Die einen fallen sehr weich, die vielen anderen hart. Die Belegschaft von Kaufhof soll das Unternehmen vor der Insolvenz retten


»Kauf- und Warenhäuser sind Einzelhandelsgeschäfte, die ein breites Warensortiment auf großer Fläche (in der Regel ab 3.000 Quadratmeter Verkaufsfläche) für Endverbraucher vorhalten. Als letzte große Unternehmen sind in Deutschland nach einer langen Konsolidierungsphase Karstadt und Galeria Kaufhof verblieben.« So beginnen die Hinweise zum Thema Kauf- und Warenhäuser in Deutschland auf der Statista-Seite. Und weiter erfahren wir: »Historisch entwickelten sich Kauf- und Warenhäuser im Tandem mit der Industrialisierung. Die innerstädtischen Konsumtempel verdrängten kleinere Facheinzelhändler durch ihre stärkere Einkaufsmacht und wurden zu einem Symbol der entstehenden Konsumgesellschaft. Diese Stellung haben sie in den letzten Jahrzehnten eingebüßt.« Das schlägt sich auch in den nackten Zahlen nieder: »Der Branche laufen die Kunden davon. Galeria Kaufhof hat nach Schätzungen ... zwischen 2013 und 2016 etwa zwei Millionen Kunden verloren, Karstadt knapp eine Million Kunden.« Man könnte auf die Idee kommen, dass wir hier mit einem Auslaufmodell konfrontiert sind und der Untergang gleichsam unaufhaltsam erscheint.

Wenn der Untergang eines Angebots unaufhaltsam ist, dann wird man das Sterben nur verzögern, nicht aber aufhalten können. Zugleich aber wird man immer wieder auch mit dem Phänomen konfrontiert, dass Unternehmen durch Entscheidungen des Managements ans Totenbett geführt werden - und die Familie wird dann auch noch während des Siechtums ordentlich zur Kasse gebeten, um im Bild zu bleiben. Die aktuellen Ereignisse rund um die Kaufhauskette Galeria Kaufhof verdeutlichen wie unter einem Brennglas, wer am Ende einer ganzen Reihe an schweren Managementfehlern eine solche Zeche zahlen muss: die Beschäftigten.

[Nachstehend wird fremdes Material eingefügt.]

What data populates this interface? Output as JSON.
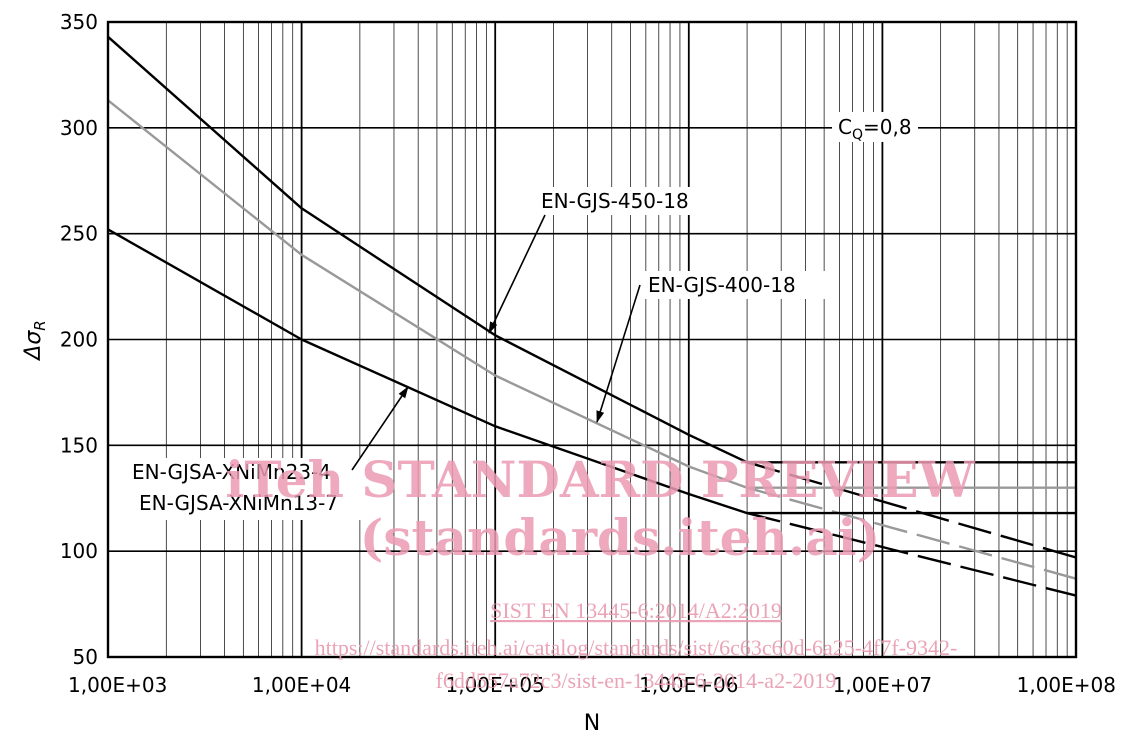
{
  "chart_data": {
    "type": "line",
    "title": "",
    "xlabel": "N",
    "ylabel": "Δσ",
    "ylabel_subscript": "R",
    "x_scale": "log",
    "xlim": [
      1000,
      100000000
    ],
    "ylim": [
      50,
      350
    ],
    "x_tick_values": [
      1000,
      10000,
      100000,
      1000000,
      10000000,
      100000000
    ],
    "x_tick_labels": [
      "1,00E+03",
      "1,00E+04",
      "1,00E+05",
      "1,00E+06",
      "1,00E+07",
      "1,00E+08"
    ],
    "y_ticks": [
      50,
      100,
      150,
      200,
      250,
      300,
      350
    ],
    "grid": true,
    "annotations": {
      "cq_prefix": "C",
      "cq_sub": "Q",
      "cq_value": "=0,8",
      "gjs450": "EN-GJS-450-18",
      "gjs400": "EN-GJS-400-18",
      "gjsa1": "EN-GJSA-XNiMn23-4",
      "gjsa2": "EN-GJSA-XNiMn13-7"
    },
    "series": [
      {
        "color": "#000000",
        "solid": [
          [
            1000,
            343
          ],
          [
            10000,
            262
          ],
          [
            100000,
            202
          ],
          [
            1000000,
            155
          ],
          [
            2000000,
            142
          ],
          [
            100000000,
            142
          ]
        ],
        "dashed": [
          [
            2000000,
            142
          ],
          [
            100000000,
            97
          ]
        ]
      },
      {
        "color": "#999999",
        "solid": [
          [
            1000,
            313
          ],
          [
            10000,
            240
          ],
          [
            100000,
            183
          ],
          [
            1000000,
            140
          ],
          [
            2000000,
            130
          ],
          [
            100000000,
            130
          ]
        ],
        "dashed": [
          [
            2000000,
            130
          ],
          [
            100000000,
            87
          ]
        ]
      },
      {
        "color": "#000000",
        "solid": [
          [
            1000,
            252
          ],
          [
            10000,
            200
          ],
          [
            100000,
            159
          ],
          [
            1000000,
            127
          ],
          [
            2000000,
            118
          ],
          [
            100000000,
            118
          ]
        ],
        "dashed": [
          [
            2000000,
            118
          ],
          [
            100000000,
            79
          ]
        ]
      }
    ]
  },
  "watermark": {
    "line1": "iTeh STANDARD PREVIEW",
    "line2": "(standards.iteh.ai)",
    "line3": "SIST EN 13445-6:2014/A2:2019",
    "line4": "https://standards.iteh.ai/catalog/standards/sist/6c63c60d-6a25-4f7f-9342-",
    "line5": "f6dd557a72c3/sist-en-13445-6-2014-a2-2019"
  },
  "colors": {
    "watermark": "#ec9bb3",
    "gray_curve": "#999999"
  }
}
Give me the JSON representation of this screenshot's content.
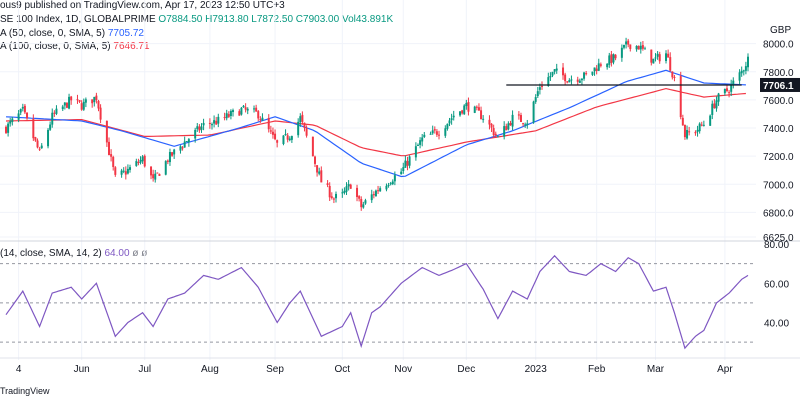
{
  "header": {
    "published": "ous9 published on TradingView.com, Apr 17, 2023 12:50 UTC+3",
    "symbol": "SE 100 Index, 1D, GLOBALPRIME",
    "ohlc": {
      "o": "O7884.50",
      "h": "H7913.80",
      "l": "L7872.50",
      "c": "C7903.00",
      "vol": "Vol43.891K"
    },
    "ma1": {
      "label": "A (50, close, 0, SMA, 5)",
      "value": "7705.72"
    },
    "ma2": {
      "label": "A (100, close, 0, SMA, 5)",
      "value": "7646.71"
    },
    "rsi": {
      "label": "(14, close, SMA, 14, 2)",
      "value": "64.00",
      "extra": "ø  ø"
    },
    "footer": "TradingView"
  },
  "colors": {
    "up": "#089981",
    "down": "#f23645",
    "ma50": "#2962ff",
    "ma100": "#f23645",
    "rsi": "#7e57c2",
    "grid": "#f0f3fa"
  },
  "chart_data": {
    "type": "candlestick",
    "currency": "GBP",
    "price_ticks": [
      "8000.0",
      "7800.0",
      "7600.0",
      "7400.0",
      "7200.0",
      "7000.0",
      "6800.0",
      "6625.0"
    ],
    "price_tick_values": [
      8000,
      7800,
      7600,
      7400,
      7200,
      7000,
      6800,
      6625
    ],
    "price_range": [
      6625,
      8040
    ],
    "horizontal_level": {
      "value": 7706,
      "label": "7706.1",
      "from_date": "2022-12-20",
      "to_date": "2023-04-11"
    },
    "rsi_ticks": [
      "80.00",
      "60.00",
      "40.00"
    ],
    "rsi_tick_values": [
      80,
      60,
      40
    ],
    "rsi_range": [
      25,
      80
    ],
    "rsi_bands": [
      70,
      50,
      30
    ],
    "x_labels": [
      "4",
      "Jun",
      "Jul",
      "Aug",
      "Sep",
      "Oct",
      "Nov",
      "Dec",
      "2023",
      "Feb",
      "Mar",
      "Apr"
    ],
    "x_label_dates": [
      "2022-05-02",
      "2022-06-01",
      "2022-07-01",
      "2022-08-01",
      "2022-09-01",
      "2022-10-03",
      "2022-11-01",
      "2022-12-01",
      "2023-01-03",
      "2023-02-01",
      "2023-03-01",
      "2023-04-03"
    ],
    "price_anchors": [
      [
        "2022-04-26",
        7400
      ],
      [
        "2022-05-04",
        7520
      ],
      [
        "2022-05-12",
        7220
      ],
      [
        "2022-05-18",
        7480
      ],
      [
        "2022-05-27",
        7600
      ],
      [
        "2022-06-01",
        7560
      ],
      [
        "2022-06-08",
        7620
      ],
      [
        "2022-06-17",
        7040
      ],
      [
        "2022-06-23",
        7100
      ],
      [
        "2022-06-30",
        7180
      ],
      [
        "2022-07-05",
        7020
      ],
      [
        "2022-07-12",
        7180
      ],
      [
        "2022-07-20",
        7300
      ],
      [
        "2022-07-29",
        7420
      ],
      [
        "2022-08-05",
        7450
      ],
      [
        "2022-08-16",
        7530
      ],
      [
        "2022-08-24",
        7500
      ],
      [
        "2022-09-02",
        7280
      ],
      [
        "2022-09-08",
        7350
      ],
      [
        "2022-09-13",
        7470
      ],
      [
        "2022-09-23",
        7020
      ],
      [
        "2022-09-29",
        6900
      ],
      [
        "2022-10-03",
        6920
      ],
      [
        "2022-10-07",
        7000
      ],
      [
        "2022-10-12",
        6840
      ],
      [
        "2022-10-17",
        6920
      ],
      [
        "2022-10-21",
        6980
      ],
      [
        "2022-10-31",
        7090
      ],
      [
        "2022-11-10",
        7320
      ],
      [
        "2022-11-18",
        7380
      ],
      [
        "2022-11-25",
        7490
      ],
      [
        "2022-12-01",
        7560
      ],
      [
        "2022-12-09",
        7480
      ],
      [
        "2022-12-16",
        7330
      ],
      [
        "2022-12-23",
        7470
      ],
      [
        "2022-12-30",
        7450
      ],
      [
        "2023-01-05",
        7700
      ],
      [
        "2023-01-12",
        7800
      ],
      [
        "2023-01-19",
        7750
      ],
      [
        "2023-01-27",
        7770
      ],
      [
        "2023-02-03",
        7860
      ],
      [
        "2023-02-10",
        7900
      ],
      [
        "2023-02-16",
        8000
      ],
      [
        "2023-02-21",
        7980
      ],
      [
        "2023-02-28",
        7880
      ],
      [
        "2023-03-06",
        7930
      ],
      [
        "2023-03-10",
        7750
      ],
      [
        "2023-03-15",
        7350
      ],
      [
        "2023-03-20",
        7380
      ],
      [
        "2023-03-24",
        7430
      ],
      [
        "2023-03-30",
        7600
      ],
      [
        "2023-04-05",
        7680
      ],
      [
        "2023-04-11",
        7800
      ],
      [
        "2023-04-14",
        7890
      ]
    ],
    "ma50_anchors": [
      [
        "2022-04-26",
        7480
      ],
      [
        "2022-06-01",
        7450
      ],
      [
        "2022-06-20",
        7380
      ],
      [
        "2022-07-15",
        7270
      ],
      [
        "2022-08-15",
        7400
      ],
      [
        "2022-09-01",
        7480
      ],
      [
        "2022-09-20",
        7380
      ],
      [
        "2022-10-12",
        7150
      ],
      [
        "2022-11-01",
        7050
      ],
      [
        "2022-12-01",
        7280
      ],
      [
        "2022-12-23",
        7380
      ],
      [
        "2023-01-20",
        7550
      ],
      [
        "2023-02-15",
        7730
      ],
      [
        "2023-03-06",
        7810
      ],
      [
        "2023-03-24",
        7720
      ],
      [
        "2023-04-14",
        7706
      ]
    ],
    "ma100_anchors": [
      [
        "2022-04-26",
        7450
      ],
      [
        "2022-06-01",
        7460
      ],
      [
        "2022-07-01",
        7340
      ],
      [
        "2022-08-01",
        7350
      ],
      [
        "2022-09-01",
        7450
      ],
      [
        "2022-09-20",
        7420
      ],
      [
        "2022-10-12",
        7260
      ],
      [
        "2022-11-01",
        7200
      ],
      [
        "2022-12-01",
        7300
      ],
      [
        "2023-01-03",
        7380
      ],
      [
        "2023-02-01",
        7550
      ],
      [
        "2023-03-06",
        7680
      ],
      [
        "2023-03-24",
        7620
      ],
      [
        "2023-04-14",
        7647
      ]
    ],
    "rsi_anchors": [
      [
        "2022-04-26",
        44
      ],
      [
        "2022-05-04",
        56
      ],
      [
        "2022-05-12",
        38
      ],
      [
        "2022-05-18",
        55
      ],
      [
        "2022-05-27",
        58
      ],
      [
        "2022-06-01",
        52
      ],
      [
        "2022-06-08",
        60
      ],
      [
        "2022-06-17",
        33
      ],
      [
        "2022-06-23",
        40
      ],
      [
        "2022-06-30",
        45
      ],
      [
        "2022-07-05",
        38
      ],
      [
        "2022-07-12",
        52
      ],
      [
        "2022-07-20",
        55
      ],
      [
        "2022-07-29",
        64
      ],
      [
        "2022-08-05",
        62
      ],
      [
        "2022-08-16",
        68
      ],
      [
        "2022-08-24",
        58
      ],
      [
        "2022-09-02",
        40
      ],
      [
        "2022-09-08",
        50
      ],
      [
        "2022-09-13",
        56
      ],
      [
        "2022-09-23",
        33
      ],
      [
        "2022-09-29",
        36
      ],
      [
        "2022-10-03",
        38
      ],
      [
        "2022-10-07",
        45
      ],
      [
        "2022-10-12",
        28
      ],
      [
        "2022-10-17",
        45
      ],
      [
        "2022-10-21",
        48
      ],
      [
        "2022-10-31",
        60
      ],
      [
        "2022-11-10",
        68
      ],
      [
        "2022-11-18",
        64
      ],
      [
        "2022-11-25",
        67
      ],
      [
        "2022-12-01",
        70
      ],
      [
        "2022-12-09",
        57
      ],
      [
        "2022-12-16",
        42
      ],
      [
        "2022-12-23",
        56
      ],
      [
        "2022-12-30",
        52
      ],
      [
        "2023-01-05",
        66
      ],
      [
        "2023-01-12",
        74
      ],
      [
        "2023-01-19",
        66
      ],
      [
        "2023-01-27",
        64
      ],
      [
        "2023-02-03",
        70
      ],
      [
        "2023-02-10",
        66
      ],
      [
        "2023-02-16",
        73
      ],
      [
        "2023-02-21",
        70
      ],
      [
        "2023-02-28",
        56
      ],
      [
        "2023-03-06",
        58
      ],
      [
        "2023-03-10",
        45
      ],
      [
        "2023-03-15",
        27
      ],
      [
        "2023-03-20",
        33
      ],
      [
        "2023-03-24",
        36
      ],
      [
        "2023-03-30",
        50
      ],
      [
        "2023-04-05",
        55
      ],
      [
        "2023-04-11",
        62
      ],
      [
        "2023-04-14",
        64
      ]
    ]
  }
}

Anfang April veröffentlichte Frank-Thomas Wenzel diesen Artikel: Kaufhof und sein Niedergang: »Interne Papiere zeigen, wie die kanadischen Eigentümer der Warenhauskette das Unternehmen in die wirtschaftliche Misere gesteuert haben.«

»Es ist ein düsteres Bild, das in internen Papieren der Warenhauskette Kaufhof gezeichnet wird. Von einer „ausgeprägten Ertragskrise“ des Unternehmens spricht das Management und davon, dass Deutschlands größter Warenhauskonzern „kurz- bis mittelfristig in einer substanziellen wirtschaftlichen Notlage verbleiben“ werde, wenn man nicht gegensteuere.«

Nun sind interne Papiere eigentlich nicht für die externe Verbreitung vorgesehen. Warum sind die dennoch ans Licht der Öffentlichkeit gekommen? »Unter Eingeweihten kursiert die Vermutung, dass René Benko, Eigner des Rivalen Karstadt, dahintersteckt.  Sein Ziel könnte sein, endlich den Konkurrenten zu schlucken, um die Deutsche Warenhaus AG zu schmieden«, so die Vermutung von Wenzel.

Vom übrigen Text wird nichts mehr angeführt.